To counteract vaccine hesitancy, we must strike a delicate balance. As a hospital physician, I see firsthand the vastly increased risk of severe COVID illness, ICU admission, and death among the unvaccinated. If vaccination rates were much higher, the burden of suffering would be substantially reduced. Yet we must resist the temptation to heap scorn on those who, for whatever reason, opt not to be vaccinated. The mission of health professionals is not to blame those in need, but to do what we can to care for them. Citizens and neighbors might do the same. Rightly or wrongly, some people harbor sincere concerns about changing scientific advice, the protection of civil liberties, and the real motives of those imposing one-size-fits-all solutions.

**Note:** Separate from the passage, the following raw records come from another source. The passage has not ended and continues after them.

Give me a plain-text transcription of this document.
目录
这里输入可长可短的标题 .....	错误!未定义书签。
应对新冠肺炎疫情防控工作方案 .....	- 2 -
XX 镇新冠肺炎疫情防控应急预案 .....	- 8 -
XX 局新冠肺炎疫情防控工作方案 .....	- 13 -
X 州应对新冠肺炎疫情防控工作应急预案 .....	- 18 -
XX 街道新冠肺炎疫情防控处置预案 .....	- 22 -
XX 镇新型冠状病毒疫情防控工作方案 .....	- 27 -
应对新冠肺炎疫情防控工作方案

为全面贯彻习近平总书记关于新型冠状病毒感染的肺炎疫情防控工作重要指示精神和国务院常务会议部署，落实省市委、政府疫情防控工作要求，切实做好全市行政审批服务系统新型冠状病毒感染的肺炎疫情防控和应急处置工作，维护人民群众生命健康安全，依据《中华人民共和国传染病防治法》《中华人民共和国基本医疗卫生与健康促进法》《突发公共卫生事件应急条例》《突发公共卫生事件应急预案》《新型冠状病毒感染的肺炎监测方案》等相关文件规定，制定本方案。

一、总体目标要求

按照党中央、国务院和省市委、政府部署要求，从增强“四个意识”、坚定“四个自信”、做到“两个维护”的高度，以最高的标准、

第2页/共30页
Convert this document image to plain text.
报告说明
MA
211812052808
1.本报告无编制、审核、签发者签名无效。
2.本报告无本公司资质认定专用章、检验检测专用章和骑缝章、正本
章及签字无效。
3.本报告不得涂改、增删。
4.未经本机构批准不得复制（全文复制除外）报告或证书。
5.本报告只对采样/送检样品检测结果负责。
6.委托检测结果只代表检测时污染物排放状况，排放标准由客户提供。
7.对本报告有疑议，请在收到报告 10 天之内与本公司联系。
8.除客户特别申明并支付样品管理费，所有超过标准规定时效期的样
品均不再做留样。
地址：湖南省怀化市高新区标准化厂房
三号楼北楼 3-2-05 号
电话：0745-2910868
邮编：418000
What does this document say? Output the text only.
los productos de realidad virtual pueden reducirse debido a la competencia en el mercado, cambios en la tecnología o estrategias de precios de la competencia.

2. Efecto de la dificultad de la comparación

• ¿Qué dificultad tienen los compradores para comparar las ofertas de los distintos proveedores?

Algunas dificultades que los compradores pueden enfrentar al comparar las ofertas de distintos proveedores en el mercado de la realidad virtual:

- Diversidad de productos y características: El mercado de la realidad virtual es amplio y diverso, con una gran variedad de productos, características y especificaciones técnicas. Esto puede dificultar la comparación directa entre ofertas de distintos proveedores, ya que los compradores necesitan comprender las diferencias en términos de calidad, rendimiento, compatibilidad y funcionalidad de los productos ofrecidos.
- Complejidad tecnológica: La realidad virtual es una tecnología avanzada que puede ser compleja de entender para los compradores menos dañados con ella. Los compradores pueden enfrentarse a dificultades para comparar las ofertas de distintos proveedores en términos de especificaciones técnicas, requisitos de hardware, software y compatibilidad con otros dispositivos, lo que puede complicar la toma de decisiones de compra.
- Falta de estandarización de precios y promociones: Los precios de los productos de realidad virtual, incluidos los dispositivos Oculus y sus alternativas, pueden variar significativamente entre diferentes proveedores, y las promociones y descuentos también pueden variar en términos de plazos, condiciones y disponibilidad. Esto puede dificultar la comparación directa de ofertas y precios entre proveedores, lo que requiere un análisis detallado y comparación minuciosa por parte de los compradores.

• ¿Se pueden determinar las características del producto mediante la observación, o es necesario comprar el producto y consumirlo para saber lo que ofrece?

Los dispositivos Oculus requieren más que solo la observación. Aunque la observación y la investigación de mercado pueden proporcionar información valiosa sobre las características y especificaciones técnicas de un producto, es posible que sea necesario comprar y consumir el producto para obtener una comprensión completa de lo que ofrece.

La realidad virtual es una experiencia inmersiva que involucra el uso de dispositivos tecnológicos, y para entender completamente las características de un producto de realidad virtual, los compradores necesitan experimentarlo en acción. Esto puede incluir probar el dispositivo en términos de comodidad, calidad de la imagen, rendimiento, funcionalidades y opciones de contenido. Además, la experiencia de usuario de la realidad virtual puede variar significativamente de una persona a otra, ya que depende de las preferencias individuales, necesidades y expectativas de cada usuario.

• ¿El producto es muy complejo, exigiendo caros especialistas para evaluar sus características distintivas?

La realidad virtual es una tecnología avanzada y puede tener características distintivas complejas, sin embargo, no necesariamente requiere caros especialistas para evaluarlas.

Health is surely important, and everyone wants to avoid unnecessary deaths. Yet health is only one of the goods in human life, and some reasonable people might be willing to risk their health to preserve and protect other important goods. Public health crises come and go, and defenders of freedom are right to worry that safety-motivated initiatives that appear irresistible in the short term may produce serious long-term losses. In the words of Benjamin Franklin, “Those who would give up essential liberty to purchase a little temporary safety deserve neither liberty nor safety.” Preventing death makes for a good case, but alone it is not a knock-down argument, and it is wise to avoid condemning those who stand up for other convictions.